Он осмотрелся. Виадук был разрушен немцами при отступлении. Ничего не поделаешь, придется снова спускаться вниз по насыпи. Спуск прошел удачно. Саперы подкопали насыпь и сделали пологую дорогу. Ющенко обошел Нове Место стороной и дожидался свою часть, которая пробивалась через город, здесь, на высоте восемьсот метров над уровнем моря. Соединившись с остальными танками, вызвал майора Донского:
— Товарищ майор, мы благополучно перебрались по жердочке.
— Ну вот, был бы тут Суворов, он сказал бы, что, где не проскочит олень, там пройдет русский танк, — услышал он в наушниках.
Донской со своими танками пробирается по узкой проселочной дороге, проложенной деревенскими телегами. Одной гусеницей они ползут по колее, а второй — по обочине, заваленной стволами деревьев. Гусеницы крушат дерево, подминают под себя молодые сосенки, попадающиеся на пути. Дороги петляют по всему лесу. Которая из них верная? Майор Донской смотрит на карту с компасом в руке, а мимо грохочут танки, направляясь пока к старым чехословацким укреплениям, которые добивают саперы.
Попов останавливается на холме — барахлит мотор. Механик налаживает его работу, но предупреждает Попова, что машина долго не выдержит. Тут Попов спохватывается, что не передал Донскому распоряжение направить часть танков в ремонт, а ведь в списке был и номер его танка…
Но мотор снова работает исправно, и надо торопиться вперед.
Танки выходят на дорогу к Циновцу. Мелкий песок перемешан с металлической оловянной пылью, гусеницы взвихривают его, а ветер поднимает столбом.
Командир саперов докладывает, что они заняли широкий склон, оттуда видно Чехословакию.
Сверху спускается еще один танк. Притормозив возле группы офицеров и солдат, он открывает люк, из люка выскакивает Янко.
— Товарищ майор! — радостно кричит он, обнимает Донского и, нагнувшись, берет щепоть родной земли. — Там, товарищ майор, — указывает он рукой в синие дали, — там лежит «земля прекрасная, любимая…».
Седьмое мая, пополудни.
На пограничной полосе возле большой кучи оловянной руды выкопаны четыре ямы. Заходит солнце, обливая вершины гор и леса огненным светом.
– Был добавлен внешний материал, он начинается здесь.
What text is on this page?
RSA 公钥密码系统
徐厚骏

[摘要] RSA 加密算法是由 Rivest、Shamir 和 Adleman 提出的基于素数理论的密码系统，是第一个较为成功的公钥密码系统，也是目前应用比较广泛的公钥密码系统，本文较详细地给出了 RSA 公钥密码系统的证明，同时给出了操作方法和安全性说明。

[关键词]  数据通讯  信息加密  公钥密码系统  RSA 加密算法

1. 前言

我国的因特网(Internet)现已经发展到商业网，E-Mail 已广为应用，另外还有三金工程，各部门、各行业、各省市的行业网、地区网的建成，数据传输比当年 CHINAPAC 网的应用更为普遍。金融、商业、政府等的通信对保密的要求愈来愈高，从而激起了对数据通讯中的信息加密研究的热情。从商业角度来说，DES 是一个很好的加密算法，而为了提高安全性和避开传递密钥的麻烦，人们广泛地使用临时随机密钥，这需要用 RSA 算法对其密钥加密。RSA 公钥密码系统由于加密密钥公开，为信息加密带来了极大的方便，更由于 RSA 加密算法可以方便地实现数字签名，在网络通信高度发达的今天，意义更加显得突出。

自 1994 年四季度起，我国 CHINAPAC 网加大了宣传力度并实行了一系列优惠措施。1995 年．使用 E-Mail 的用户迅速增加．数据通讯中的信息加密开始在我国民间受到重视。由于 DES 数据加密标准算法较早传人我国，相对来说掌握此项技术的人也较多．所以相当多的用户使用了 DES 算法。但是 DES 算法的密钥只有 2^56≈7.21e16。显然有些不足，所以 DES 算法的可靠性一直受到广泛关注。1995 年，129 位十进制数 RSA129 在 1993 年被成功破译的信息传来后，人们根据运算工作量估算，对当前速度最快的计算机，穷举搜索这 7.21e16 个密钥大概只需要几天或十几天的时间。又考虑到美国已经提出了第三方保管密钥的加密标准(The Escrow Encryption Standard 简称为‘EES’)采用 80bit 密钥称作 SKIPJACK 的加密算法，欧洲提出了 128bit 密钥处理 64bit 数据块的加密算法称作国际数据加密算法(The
Над горизонтом поднимается узенький серпик месяца, тоже красный. Заходит солнце, и в четыре могилы укладывают четырех советских солдат, погибших на чехословацкой границе близ Циновца.
— Прощайте, русские братья, — шепчет Янко и с каждой могилы берет по щепотке земли в носовой платок, чтобы отвезти ее в Прагу.
Танки переваливают через хребет на южную сторону. Деревья здесь зеленее, чем на северном склоне. Пехотинцы и саперы прочесывают лес и просматривают дороги. Сбоку на склонах гор размещены фашистские противотанковые пушки, у немцев тут лучшее обозрение, чем было на северной стороне, и они сильно затрудняют продвижение наших танков.
Старший лейтенант Ющенко продирается по узкой заросшей дороге, которая не лучше той, где проходили танки Донского. Дорога петляет на крутом уклоне, на ней не разминулись бы и две крестьянские телеги, по обочинам она заминирована и перекрыта надолбами. Пехотинцы и саперы вместе с танкистами метр за метром разбирают завалы, по возможности засыпают ямы над крутыми обрывами — при взгляде с них кружится голова. Ночь. Дорога то почти отвесно уходит вниз, то вьется змеей.
Но танки все продвигаются вперед. По сторонам каждого идут радист и механик, помогая водителю ориентироваться. С яркими вспышками рвутся мины и снаряды, слепя водителя и сопровождающих.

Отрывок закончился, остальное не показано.